Но–не–до–та–кой–же–степе–ни!!!
Однако, когда Катя и “внучка” экс – Деда Мороза отняли дрожащие ладони от своих помертвевших лиц и дерзнули приоткрыть глаза, то вместо ужаса в них промелькнуло непомерное удивление. Потому что Пушкарев отчего-то выпрямился, отпустил волосы бедняги Жданова и замер, прислушиваясь к истошному крику, раздававшемуся из… гостиной!
– Господи, а это еще что? – недоуменно спросил он, пустившись к выходу из спальни едва ли не бегом:
– Всем оставаться на своих местах! – раздался строгий окрик Валерия Сергеича уже откуда-то из прихожей:
– Не двигаться и не к чему не прикасаться. Я сейчас только посмотрю, что там и вернусь.
– Катенька, – взволнованно прошептал Ромка, вскакивая на ноги:
– Надеюсь, вы не будете послушной девочкой, выполняя раcпоряжение папы?
– Ааа… – только и смогла ответить бедняжка, подперев стенку в нешуточном намерении соскользнуть по ней, родимой, вниз.
– Катя! – только обморока нам сейчас и не хватало для полной остроты ощущений, – проворчал про себя Ромка, хватая Пушкареву за плечи и хорошенько встряхивая:
– Если вы не успеете спрятать этого иди…
– Ммм… – послышалось вдруг протестующее восклицание из активно копошащейся кучи одежды в шкафу.
– Иди…те же скорей, Катя! – и Ромка легонько подтолкнул девушку к своему хоть и не очень стильному, но зато живенькому в прямом смысле слова, гардеробу.
– Идите и спасайте от гибели этого…
– Кхе-кхе, – хоть и деликатно, но весьма красноречиво кашлянула “кучка”.
– Ладно-ладно! Не буду выражаться… тем более, что употребление ненормативной лексики в канун Нового Года – примета не плохая, а… очень плохая. Катя, что же вы стоите? Или вы хотите, чтоб ваш папА и в самом деле превратил эти роскошные черные волосы в парик, сняв скальп с их обладателя?

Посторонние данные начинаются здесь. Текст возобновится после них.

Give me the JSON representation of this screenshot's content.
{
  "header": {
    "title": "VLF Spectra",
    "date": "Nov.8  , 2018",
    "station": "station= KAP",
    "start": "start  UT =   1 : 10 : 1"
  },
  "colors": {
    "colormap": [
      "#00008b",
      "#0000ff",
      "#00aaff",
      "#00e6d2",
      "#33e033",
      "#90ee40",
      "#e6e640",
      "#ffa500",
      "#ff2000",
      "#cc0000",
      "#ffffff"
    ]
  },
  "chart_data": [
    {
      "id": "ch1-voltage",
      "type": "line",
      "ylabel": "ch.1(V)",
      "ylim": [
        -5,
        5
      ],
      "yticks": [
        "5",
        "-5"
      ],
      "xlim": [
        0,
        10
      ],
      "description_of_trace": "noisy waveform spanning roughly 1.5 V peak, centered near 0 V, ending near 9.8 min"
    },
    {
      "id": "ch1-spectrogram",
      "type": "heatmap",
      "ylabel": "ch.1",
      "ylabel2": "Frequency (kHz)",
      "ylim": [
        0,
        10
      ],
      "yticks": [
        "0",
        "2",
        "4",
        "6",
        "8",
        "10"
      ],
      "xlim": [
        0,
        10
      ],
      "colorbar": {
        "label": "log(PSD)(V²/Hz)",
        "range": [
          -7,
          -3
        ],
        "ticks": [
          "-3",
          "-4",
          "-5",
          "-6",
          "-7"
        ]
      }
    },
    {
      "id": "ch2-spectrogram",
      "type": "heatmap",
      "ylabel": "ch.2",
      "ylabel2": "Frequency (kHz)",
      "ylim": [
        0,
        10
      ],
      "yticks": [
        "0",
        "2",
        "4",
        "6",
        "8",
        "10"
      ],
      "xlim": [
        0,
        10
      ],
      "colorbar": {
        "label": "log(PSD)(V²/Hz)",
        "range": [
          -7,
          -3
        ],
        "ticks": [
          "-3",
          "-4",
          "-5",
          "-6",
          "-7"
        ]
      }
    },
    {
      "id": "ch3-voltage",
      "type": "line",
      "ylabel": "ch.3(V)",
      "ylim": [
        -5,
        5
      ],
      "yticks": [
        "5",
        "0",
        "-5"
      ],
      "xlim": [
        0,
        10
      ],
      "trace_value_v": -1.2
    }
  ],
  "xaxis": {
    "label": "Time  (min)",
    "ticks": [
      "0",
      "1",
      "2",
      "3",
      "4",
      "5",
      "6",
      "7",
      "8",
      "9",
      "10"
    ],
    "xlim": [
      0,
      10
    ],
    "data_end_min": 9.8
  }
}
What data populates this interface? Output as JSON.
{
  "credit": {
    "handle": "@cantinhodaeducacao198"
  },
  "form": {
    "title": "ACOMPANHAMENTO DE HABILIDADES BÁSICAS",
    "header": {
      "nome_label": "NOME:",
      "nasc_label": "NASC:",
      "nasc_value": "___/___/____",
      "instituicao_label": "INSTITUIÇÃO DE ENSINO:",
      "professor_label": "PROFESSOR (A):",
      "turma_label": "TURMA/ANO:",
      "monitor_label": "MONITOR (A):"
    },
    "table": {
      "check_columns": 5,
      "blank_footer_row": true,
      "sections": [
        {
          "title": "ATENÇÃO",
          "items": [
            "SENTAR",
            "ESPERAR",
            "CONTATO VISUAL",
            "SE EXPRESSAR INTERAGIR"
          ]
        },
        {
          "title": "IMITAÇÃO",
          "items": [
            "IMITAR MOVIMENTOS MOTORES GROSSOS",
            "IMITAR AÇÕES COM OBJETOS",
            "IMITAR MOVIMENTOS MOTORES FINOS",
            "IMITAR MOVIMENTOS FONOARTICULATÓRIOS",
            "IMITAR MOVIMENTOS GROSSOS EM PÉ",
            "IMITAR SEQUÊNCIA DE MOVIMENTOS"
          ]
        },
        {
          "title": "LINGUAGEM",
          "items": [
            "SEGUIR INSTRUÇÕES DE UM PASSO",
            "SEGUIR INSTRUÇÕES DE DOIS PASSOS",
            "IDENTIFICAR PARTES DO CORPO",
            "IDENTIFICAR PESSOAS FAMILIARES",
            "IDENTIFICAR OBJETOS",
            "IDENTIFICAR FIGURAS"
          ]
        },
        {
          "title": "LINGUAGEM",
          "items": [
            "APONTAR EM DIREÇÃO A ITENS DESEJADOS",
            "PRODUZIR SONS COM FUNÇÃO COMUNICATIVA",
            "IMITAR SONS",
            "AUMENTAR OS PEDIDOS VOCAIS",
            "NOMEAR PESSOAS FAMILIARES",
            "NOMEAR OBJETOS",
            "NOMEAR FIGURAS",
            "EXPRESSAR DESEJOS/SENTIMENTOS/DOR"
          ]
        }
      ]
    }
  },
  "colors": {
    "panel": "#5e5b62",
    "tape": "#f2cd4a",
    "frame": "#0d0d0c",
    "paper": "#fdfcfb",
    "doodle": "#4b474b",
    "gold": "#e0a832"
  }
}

– Конечно, нет! – в ужасе воскликнула побледневшая дальше некуда девушка и стремительно бросилась в нужном направлении, то есть, к собственному гостеприимному шкафу. И надо сказать, что нею двигало не только сострадание и страх за скальп “сказочного” гостя. А еще… любопытство. Кате просто до смерти захотелось увидеть лицо обладателя этой невероятно роскошной шевелюры… а также роскошно красивого голоса… невероятно сильных и нежных рук и какой-то невероятной магнетической притягательности. Как же еще иначе можно назвать странное влечение и симпатию, возникшую к мужчине, лица которого она толком не успела рассмотреть, поскольку под густым гримом Деда Мороза это было весьма непростой, чтобы не сказать больше – абcолютно невыполнимой задачей…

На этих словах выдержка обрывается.